Final answer:
A confidence interval for a population proportion is calculated using the sample proportion, sample size, and associated z-score. The interval is estimated by adding and subtracting the margin of error from the sample proportion, with both np' and nq' being greater than five for accuracy.
Step-by-step explanation:
Calculating Confidence Interval for Population Proportion
To calculate a confidence interval for a population proportion, you first need the sample proportion (p') and the sample size (n). From these, you can calculate the estimated proportion of failures (q' = 1 - p'). The standard error (SE) of the proportion is then calculated using the formula SE = √[(p')(q') / n]. For a 95% confidence interval, you also need the z-score associated with this confidence level, which is typically 1.96 for a two-tailed interval.
Therefore, the 95% confidence interval can be calculated as p' ± Z * SE, where Z is the z-score. To ensure accuracy, the rule of thumb is that both np' and nq' should be greater than five.
For the example given, with a sample of 500 city residents where 280 own an automobile, the sample proportion (p') is 280/500 = 0.56, and q' is 1 - 0.56 = 0.44. The SE would be √[(0.56)(0.44) / 500]. Multiplying this SE by the z-score of 1.96 provides the margin of error, which is then added to and subtracted from p' to obtain the confidence interval.

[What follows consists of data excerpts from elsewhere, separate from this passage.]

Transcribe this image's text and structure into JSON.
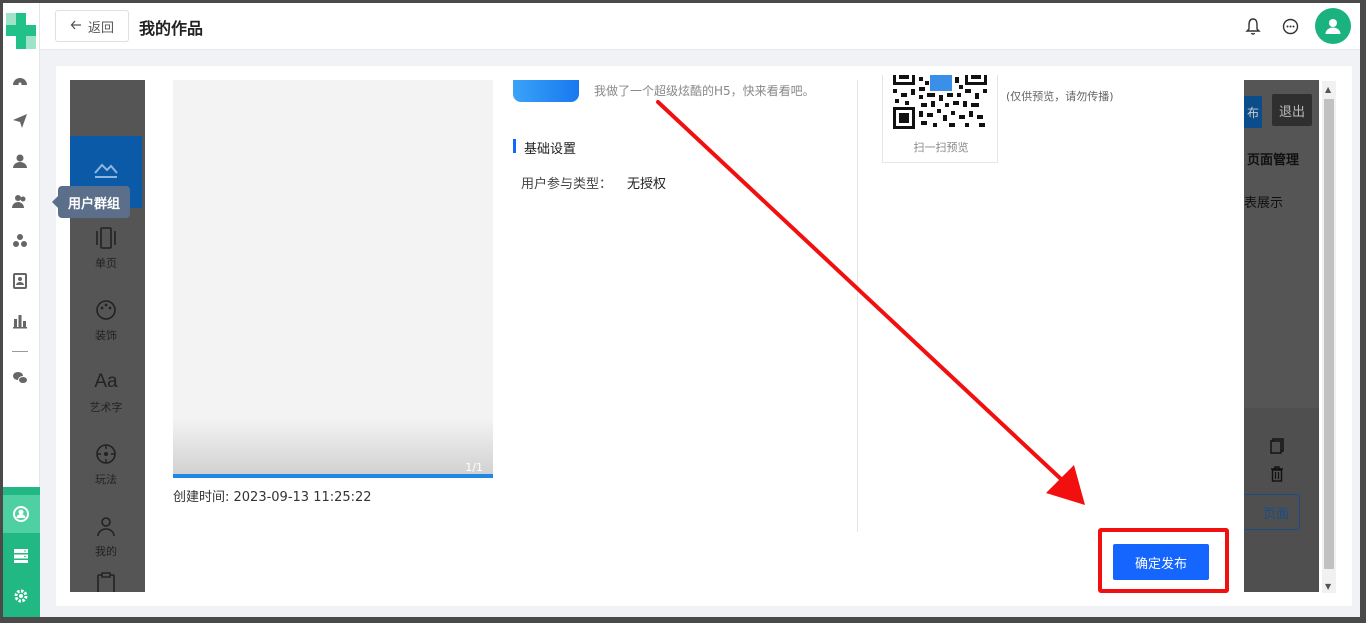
{
  "header": {
    "back_label": "返回",
    "title": "我的作品"
  },
  "rail": {
    "icons": [
      "dashboard-icon",
      "send-icon",
      "user-icon",
      "user-group-icon",
      "cluster-icon",
      "badge-icon",
      "bar-chart-icon",
      "wechat-icon"
    ],
    "bottom_icons": [
      "team-icon",
      "server-icon",
      "settings-icon"
    ]
  },
  "tooltip": "用户群组",
  "editor_sidebar": {
    "items": [
      {
        "label": "单页",
        "icon": "page-icon"
      },
      {
        "label": "装饰",
        "icon": "palette-icon"
      },
      {
        "label": "艺术字",
        "icon": "text-aa-icon"
      },
      {
        "label": "玩法",
        "icon": "game-icon"
      },
      {
        "label": "我的",
        "icon": "person-icon"
      }
    ]
  },
  "editor_right": {
    "publish_partial": "布",
    "exit": "退出",
    "page_manage": "页面管理",
    "list_show": "表展示",
    "add_page": "页面"
  },
  "preview": {
    "page_indicator": "1/1",
    "created": "创建时间: 2023-09-13 11:25:22"
  },
  "info": {
    "description": "我做了一个超级炫酷的H5，快来看看吧。",
    "section_title": "基础设置",
    "field_label": "用户参与类型：",
    "field_value": "无授权"
  },
  "qr": {
    "caption": "扫一扫预览",
    "note": "(仅供预览，请勿传播)"
  },
  "confirm_label": "确定发布",
  "colors": {
    "accent": "#1565ff",
    "brand_green": "#22b884",
    "highlight_red": "#f20f0f"
  }
}
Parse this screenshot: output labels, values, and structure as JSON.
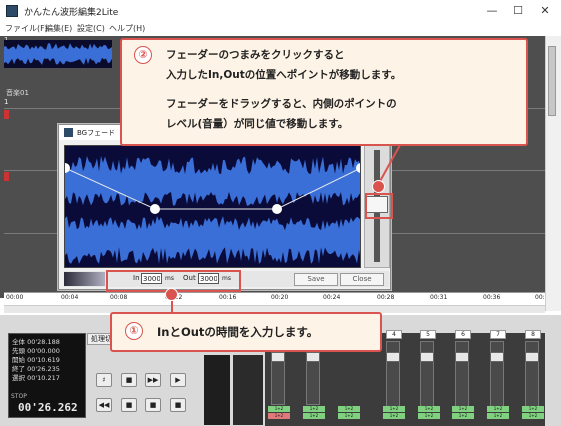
{
  "window": {
    "title": "かんたん波形編集2Lite",
    "minimize_icon": "—",
    "maximize_icon": "☐",
    "close_icon": "✕"
  },
  "menu": [
    "ファイル(F)",
    "編集(E)",
    "設定(C)",
    "ヘルプ(H)"
  ],
  "track": {
    "number_top": "1",
    "label": "音楽01",
    "number_mid": "1"
  },
  "ruler": {
    "ticks": [
      "00:00",
      "00:04",
      "00:08",
      "00:12",
      "00:16",
      "00:20",
      "00:24",
      "00:28",
      "00:31",
      "00:36",
      "00:"
    ]
  },
  "dialog": {
    "title": "BGフェード",
    "in_label": "In",
    "in_value": "3000",
    "in_unit": "ms",
    "out_label": "Out",
    "out_value": "3000",
    "out_unit": "ms",
    "save_label": "Save",
    "close_label": "Close"
  },
  "callout2": {
    "number": "②",
    "line1": "フェーダーのつまみをクリックすると",
    "line2": "入力したIn,Outの位置へポイントが移動します。",
    "line3": "フェーダーをドラッグすると、内側のポイントの",
    "line4": "レベル(音量）が同じ値で移動します。"
  },
  "callout1": {
    "number": "①",
    "text": "InとOutの時間を入力します。"
  },
  "status": {
    "rows": [
      {
        "label": "全体",
        "value": "00'28.188"
      },
      {
        "label": "先頭",
        "value": "00'00.000"
      },
      {
        "label": "開始",
        "value": "00'10.619"
      },
      {
        "label": "終了",
        "value": "00'26.235"
      },
      {
        "label": "選択",
        "value": "00'10.217"
      }
    ],
    "state": "STOP",
    "time": "00'26.262"
  },
  "process_label": "処理切",
  "transport": {
    "row1": [
      "♯",
      "■",
      "▶▶",
      "▶"
    ],
    "row2": [
      "◀◀",
      "■",
      "■",
      "■"
    ]
  },
  "mixer": {
    "channels": [
      "4",
      "5",
      "6",
      "7",
      "8"
    ],
    "btn_top": "1+2",
    "btn_bottom": "1+2"
  },
  "colors": {
    "callout_border": "#d9534f",
    "callout_bg": "#fdf3e6",
    "wave": "#3a6fd8",
    "workspace": "#4e4e4e"
  }
}
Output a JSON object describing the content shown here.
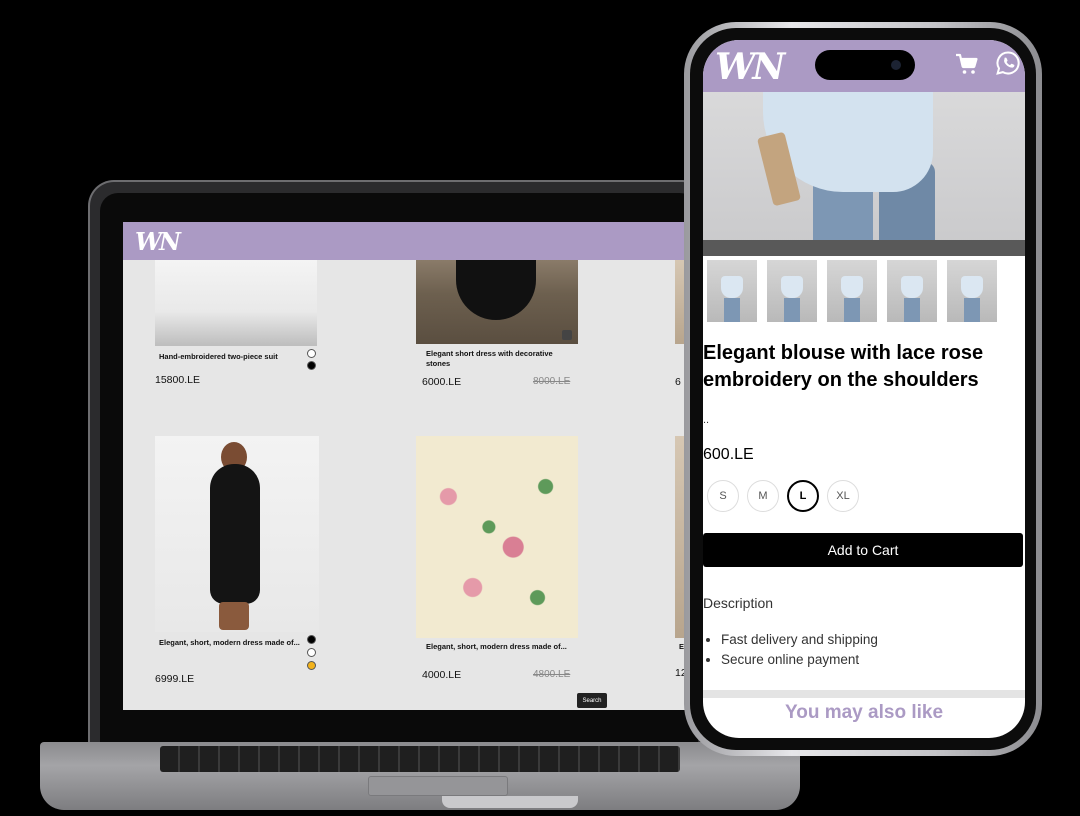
{
  "brand": {
    "logo_text": "WN",
    "accent_color": "#ab9ac4"
  },
  "desktop": {
    "products": [
      {
        "title": "Hand-embroidered two-piece suit",
        "price": "15800.LE",
        "old_price": "",
        "colors": [
          "#ffffff",
          "#000000"
        ]
      },
      {
        "title": "Elegant short dress with decorative stones",
        "price": "6000.LE",
        "old_price": "8000.LE",
        "colors": []
      },
      {
        "title": "Elegant, short, modern dress made of...",
        "price": "6999.LE",
        "old_price": "",
        "colors": [
          "#000000",
          "#ffffff",
          "#f2b21b"
        ]
      },
      {
        "title": "Elegant, short, modern dress made of...",
        "price": "4000.LE",
        "old_price": "4800.LE",
        "colors": []
      }
    ],
    "partial_price_1": "6",
    "partial_title_2": "E",
    "partial_price_2": "12",
    "search_label": "Search"
  },
  "mobile": {
    "icons": [
      "shopping-cart-icon",
      "whatsapp-icon"
    ],
    "product_title": "Elegant blouse with lace rose embroidery on the shoulders",
    "short_desc": "..",
    "price": "600.LE",
    "sizes": [
      "S",
      "M",
      "L",
      "XL"
    ],
    "selected_size": "L",
    "add_to_cart_label": "Add to Cart",
    "description_label": "Description",
    "features": [
      "Fast delivery and shipping",
      "Secure online payment"
    ],
    "you_may_like": "You may also like"
  }
}
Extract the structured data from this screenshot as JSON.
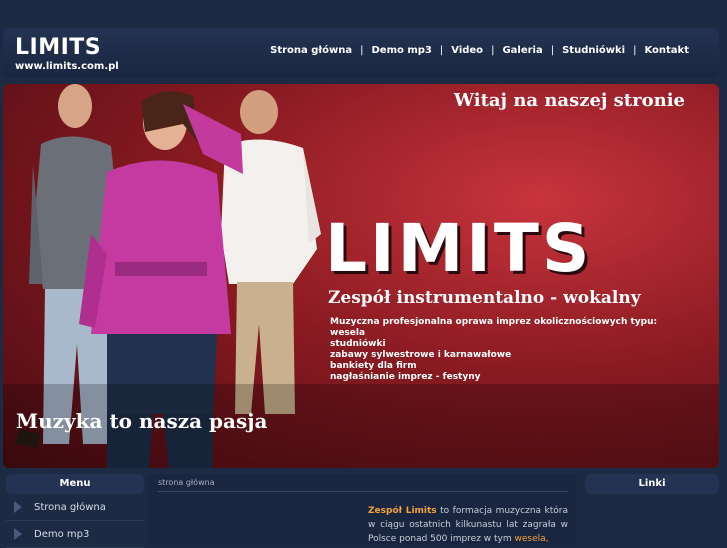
{
  "header": {
    "logo_title": "LIMITS",
    "logo_url": "www.limits.com.pl",
    "nav": [
      "Strona główna",
      "Demo mp3",
      "Video",
      "Galeria",
      "Studniówki",
      "Kontakt"
    ]
  },
  "banner": {
    "welcome": "Witaj na naszej stronie",
    "big_logo": "LIMITS",
    "subtitle": "Zespół instrumentalno - wokalny",
    "services": [
      "Muzyczna profesjonalna oprawa imprez okolicznościowych typu:",
      "wesela",
      "studniówki",
      "zabawy sylwestrowe i karnawałowe",
      "bankiety dla firm",
      "nagłaśnianie imprez - festyny"
    ],
    "slogan": "Muzyka to nasza pasja"
  },
  "left_col": {
    "heading": "Menu",
    "items": [
      "Strona główna",
      "Demo mp3"
    ]
  },
  "content": {
    "breadcrumb": "strona główna",
    "intro_highlight": "Zespół Limits",
    "intro_text": " to formacja muzyczna która w ciągu ostatnich kilkunastu lat zagrała w Polsce ponad 500 imprez w tym ",
    "intro_link": "wesela,"
  },
  "right_col": {
    "heading": "Linki"
  },
  "colors": {
    "page_bg": "#1d2a44",
    "accent": "#f2a33a",
    "banner_red": "#c8343c"
  }
}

Once the upper and lower bounds of the interval are determined, they can be expressed in the form: (lower bound, upper bound). This interval estimates the true population proportion with a specified level of confidence.
In terms of sample size, if you want the margin of error to be within a certain range, you can use the formula for the error bound of a population proportion (EBP) to work backward and find the minimum sample size required.